Wednesday, July 30, 2014

World War I is probably the worst war to be a soldier because thanks to trench warfare there wasn't any movement. You were stuck all day in the same place surrounded by the dead bodies of your pals. Soldiers would write back home, saying the ground was soft from all corpses they buried, with hands still sticking out of the ground or poking from the walls. And they just didn't decay. You'd see the torso of a dude who died last week next to the head of the guy a month before next to the legs of a guy from years previous. That's on top of being shelled at by cannons (and remember in the first year of the war no one had helmets), living under open sky in a hole in the ground. If you were up near the Belgian part of the line, there was literally mud up to the waist in some parts. It's no wonder that thousands of soldiers went mad.

But there's a crazy phenomenon that happened on December 25, 1914, all up and down the line on the western front. British Private William Quinton described it as such:

All around us lay about three inches of snow. A typical picture-postcard Christmas. Things were very quiet. That "peace and goodwill to all men" feeling seemed to be in the air. We could hear the Germans still strafing up Ypres away, but the next night, Christmas Eve, even up there was much quieter. Something in the direction of the German lines caused us to rub our eyes and look again. Here and there, showing just above their parapet, we could see very faintly what looked like very small, colored lights. What was this? Was it some prearranged signal and the forerunner of an attack? Or was it to make us curious and thus expose ourselves to the sudden raking of machine gun fire? We were very suspicious and we were discussing this strange move of the enemy when something even stranger happened. The Germans were actually singing. Not very loud, but there was no mistaking it. We began to get very interested. The enemy at least were going to enjoy themselves as much as the circumstances would permit. Suddenly, across the snow-clad No-Man's Land, a strong, clear voice rang out, singing the opening lines of Annie Laurie. It was sung in perfect English and we were spellbound. No other sound but this unknown singer's voice. To us, it seemed like the war had suddenly stopped, stopped to listen to this song from one of the enemy. Not a sound from friend or foe, and as the last notes died away, a spontaneous outburst of clapping arose from our trenches. Encore! Good ol' Fritz!

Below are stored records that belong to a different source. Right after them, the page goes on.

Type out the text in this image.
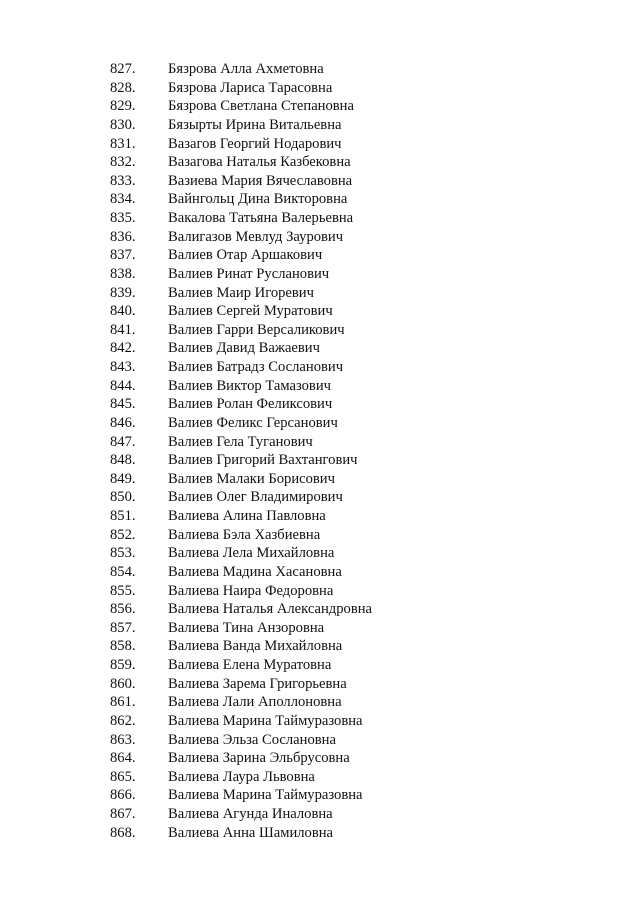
827.	Бязрова Алла Ахметовна
828.	Бязрова Лариса Тарасовна
829.	Бязрова Светлана Степановна
830.	Бязырты Ирина Витальевна
831.	Вазагов Георгий Нодарович
832.	Вазагова Наталья Казбековна
833.	Вазиева Мария Вячеславовна
834.	Вайнгольц Дина Викторовна
835.	Вакалова Татьяна Валерьевна
836.	Валигазов Мевлуд Заурович
837.	Валиев Отар Аршакович
838.	Валиев Ринат Русланович
839.	Валиев Маир Игоревич
840.	Валиев Сергей Муратович
841.	Валиев Гарри Версаликович
842.	Валиев Давид Важаевич
843.	Валиев Батрадз Сосланович
844.	Валиев Виктор Тамазович
845.	Валиев Ролан Феликсович
846.	Валиев Феликс Герсанович
847.	Валиев Гела Туганович
848.	Валиев Григорий Вахтангович
849.	Валиев Малаки Борисович
850.	Валиев Олег Владимирович
851.	Валиева Алина Павловна
852.	Валиева Бэла Хазбиевна
853.	Валиева Лела Михайловна
854.	Валиева Мадина Хасановна
855.	Валиева Наира Федоровна
856.	Валиева Наталья Александровна
857.	Валиева Тина Анзоровна
858.	Валиева Ванда Михайловна
859.	Валиева Елена Муратовна
860.	Валиева Зарема Григорьевна
861.	Валиева Лали Аполлоновна
862.	Валиева Марина Таймуразовна
863.	Валиева Эльза Сослановна
864.	Валиева Зарина Эльбрусовна
865.	Валиева Лаура Львовна
866.	Валиева Марина Таймуразовна
867.	Валиева Агунда Иналовна
868.	Валиева Анна Шамиловна
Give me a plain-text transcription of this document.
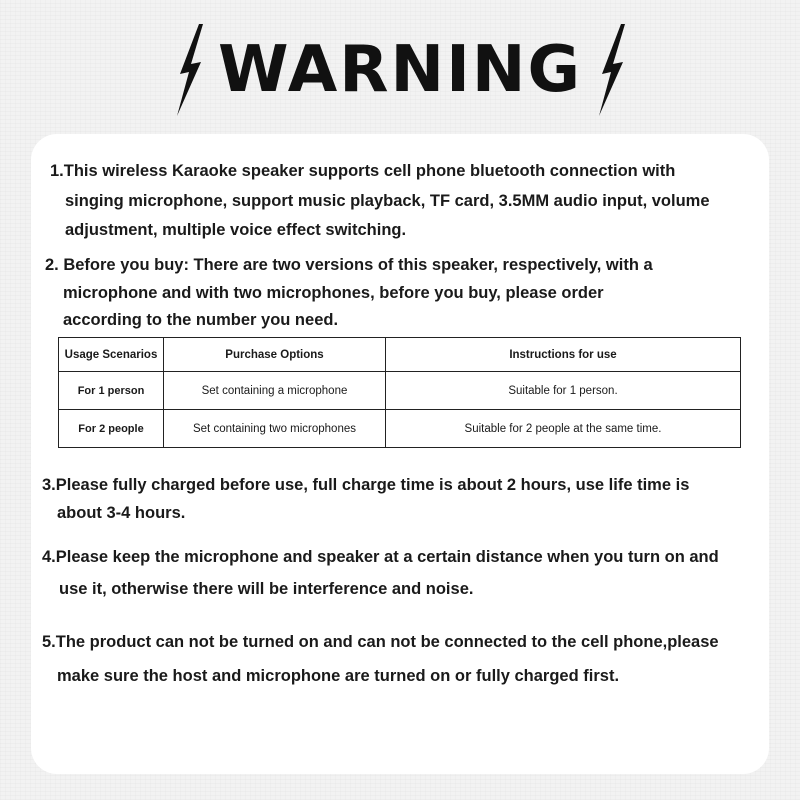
WARNING
1.This wireless Karaoke speaker supports cell phone bluetooth connection with
singing microphone, support music playback, TF card, 3.5MM audio input, volume
adjustment, multiple voice effect switching.
2. Before you buy: There are two versions of this speaker, respectively, with a
microphone and with two microphones, before you buy, please order
according to the number you need.
Usage Scenarios	Purchase Options	Instructions for use
For 1 person	Set containing a microphone	Suitable for 1 person.
For 2 people	Set containing two microphones	Suitable for 2 people at the same time.
3.Please fully charged before use, full charge time is about 2 hours, use life time is
about 3-4 hours.
4.Please keep the microphone and speaker at a certain distance when you turn on and
use it, otherwise there will be interference and noise.
5.The product can not be turned on and can not be connected to the cell phone,please
make sure the host and microphone are turned on or fully charged first.
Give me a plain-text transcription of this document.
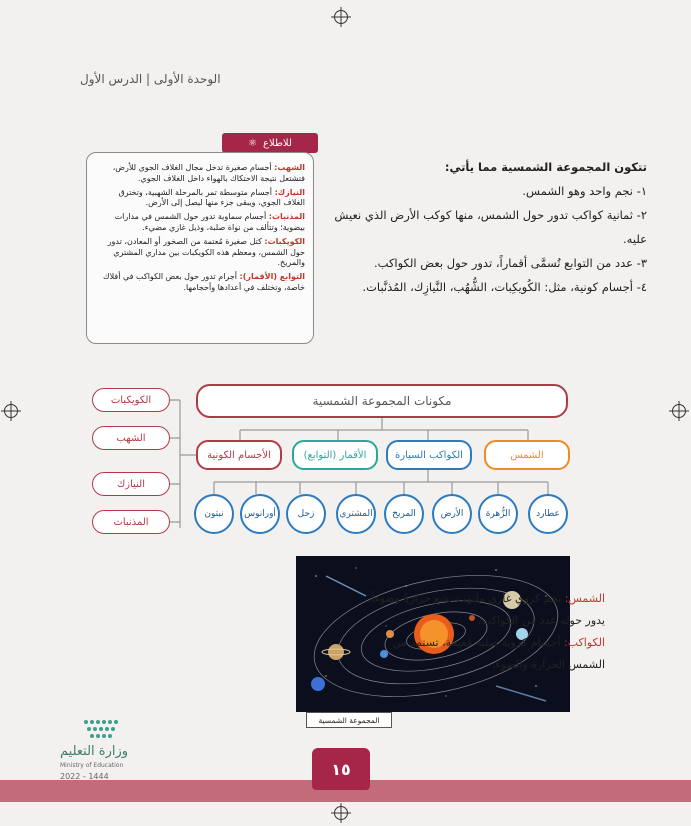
الوحدة الأولى | الدرس الأول
للاطلاع
⚛

الشهب: أجسام صغيرة تدخل مجال الغلاف الجوي للأرض، فتشتعل نتيجة الاحتكاك بالهواء داخل الغلاف الجوي.

النيازك: أجسام متوسطة تمر بالمرحلة الشهبية، وتخترق الغلاف الجوي، ويبقى جزء منها ليصل إلى الأرض.

المذنبات: أجسام سماوية تدور حول الشمس في مدارات بيضوية؛ وتتألف من نواة صلبة، وذيل غازي مضيء.

الكويكبات: كتل صغيرة مُعتمة من الصخور أو المعادن، تدور حول الشمس، ومعظم هذه الكويكبات بين مداري المشتري والمريخ.

التوابع (الأقمار): أجرام تدور حول بعض الكواكب في أفلاك خاصة، وتختلف في أعدادها وأحجامها.

تتكون المجموعة الشمسية مما يأتي:
١- نجم واحد وهو الشمس.
٢- ثمانية كواكب تدور حول الشمس، منها كوكب الأرض الذي نعيش عليه.
٣- عدد من التوابع تُسمَّى أقماراً، تدور حول بعض الكواكب.
٤- أجسام كونية، مثل: الكُويكِبات، الشُّهُب، النَّيازِك، المُذنَّبات.
مكونات المجموعة الشمسية
الشمس
الكواكب السيارة
الأقمار (التوابع)
الأجسام الكونية
عطارد
الزُّهرة
الأرض
المريخ
المشتري
زحل
أورانوس
نبتون
الكويكبات
الشهب
النيازك
المذنبات
المجموعة الشمسية
الشمس: نجم كروي غازي ملتهب يشع حرارةً وضوءاً، يدور حوله عدد من الكواكب.
الكواكب: أجسام كروية صلبة مُعتِمة، تستمد من الشمس الحرارة والضوء.
١٥
وزارة التعليم
Ministry of Education
2022 - 1444
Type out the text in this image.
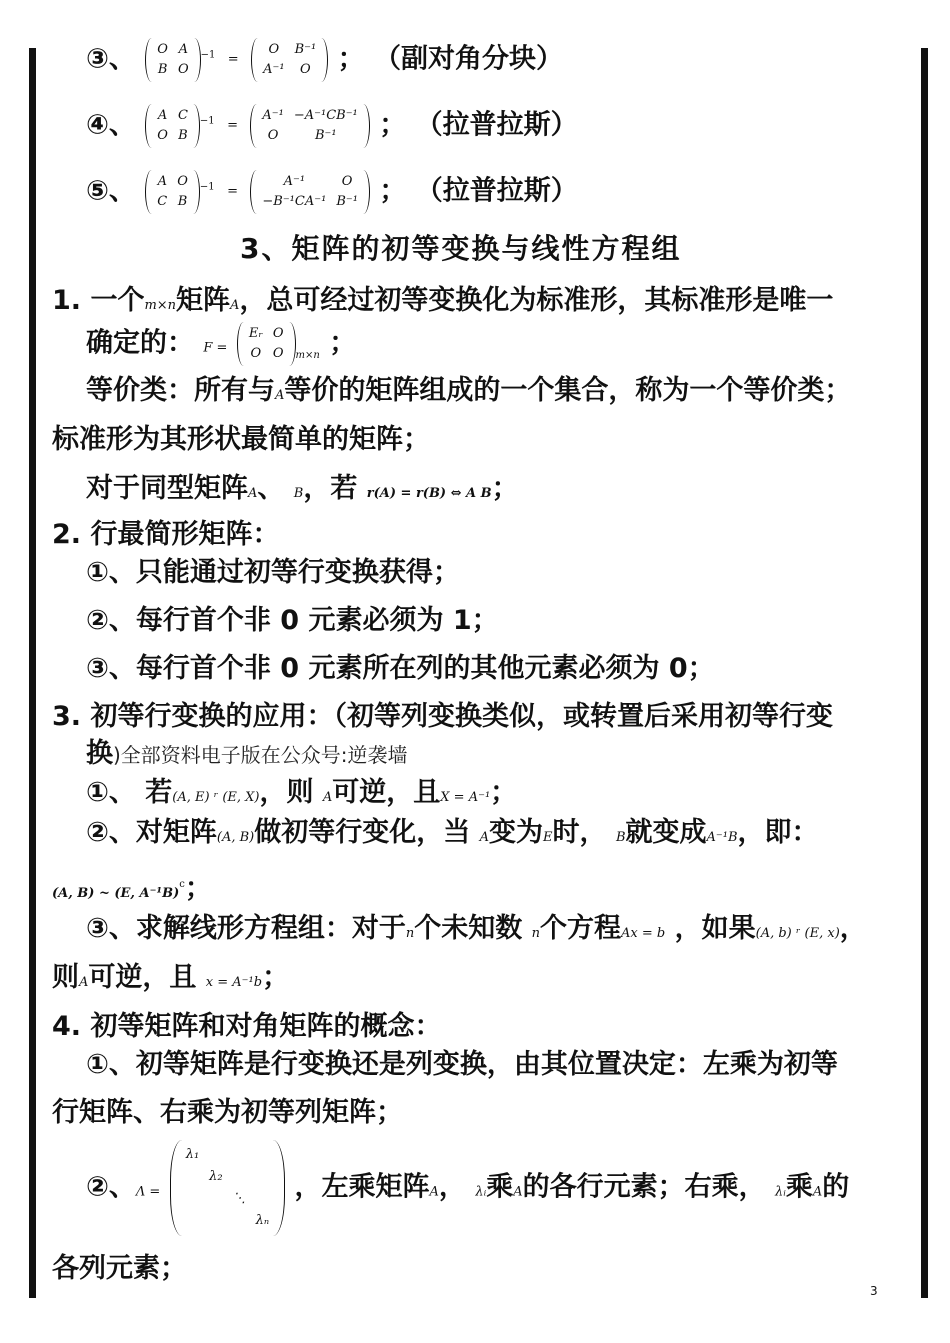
③、 O	A
B	O
$^{-1}$ =
O	B⁻¹
A⁻¹	O ； （副对角分块）
④、 A	C
O	B
$^{-1}$ =
A⁻¹	−A⁻¹CB⁻¹
O	B⁻¹ ； （拉普拉斯）
⑤、 A	O
C	B
$^{-1}$ =
A⁻¹	O
−B⁻¹CA⁻¹	B⁻¹ ； （拉普拉斯）
3、矩阵的初等变换与线性方程组
1. 一个m×n矩阵A，总可经过初等变换化为标准形，其标准形是唯一
确定的： F =
Eᵣ	O
O	O $_{m\times n}$ ；
等价类：所有与A等价的矩阵组成的一个集合，称为一个等价类；
标准形为其形状最简单的矩阵；
对于同型矩阵A、 B，若 r(A) = r(B) ⇔ A B；
2. 行最简形矩阵：
①、只能通过初等行变换获得；
②、每行首个非 0 元素必须为 1；
③、每行首个非 0 元素所在列的其他元素必须为 0；
3. 初等行变换的应用：（初等列变换类似，或转置后采用初等行变
换)全部资料电子版在公众号:逆袭墙
①、 若(A, E) ʳ (E, X)，则 A可逆，且X = A⁻¹；
②、对矩阵(A, B)做初等行变化，当 A变为E时， B就变成A⁻¹B，即：
(A, B) ~ (E, A⁻¹B)$^c$；
③、求解线形方程组：对于n个未知数 n个方程Ax = b ，如果(A, b) ʳ (E, x)，
则A可逆，且 x = A⁻¹b；
4. 初等矩阵和对角矩阵的概念：
①、初等矩阵是行变换还是列变换，由其位置决定：左乘为初等
行矩阵、右乘为初等列矩阵；
②、Λ =
λ₁			
	λ₂		
		⋱	
			λₙ
，左乘矩阵A， λᵢ乘A的各行元素；右乘， λᵢ乘A的
各列元素；
3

The front lines of the Central and Entente Powers stopped giving a shit about the war and fraternized on Christmas Day. There were reports of people actually leaving their trenches — extremely brave considering just twenty-four hours earlier even just peeping above would've gotten forty machine guns trained right at you — and exchanging gifts or playing soccer matches. The generals on both sides were horrified when they learned of this and prevented it from happening again, so it was only a 1914 phenomenon. But to me, this event just seems insane. Almost 10,000,000 soldiers died over the course of this war. How on earth do you forget all that death and suffering for one moment and just hang out with the people who shot your friends the day before? How can you accept chocolates from a French or German soldier, knowing this man may kill you tomorrow?

But at the same time, it shows how fucking stupid World War I was. At the end of the day, the reason behind it was war for war's sake. Tensions were building up between these nations for about fifty years and everyone thought at some point everything would explode. When Archduke Ferdinand was shot, pretty much every power rolled up their sleeves and said, "Okay, let's do this," and few people foresaw the horror that would unfold. And it was the people on the front lines who suffered for it. That Christmas was a representation of this: the realization that this shit is completely nuts and we're going to fucking enjoy our holiday for once, goddammit. Unfortunately even at the very end most didn't come to the same conclusion until literally the male population of some countries were nearly wiped out. But for one day, one white Christmas, it seemed like Europe had somewhat returned to normal and people could enjoy themselves.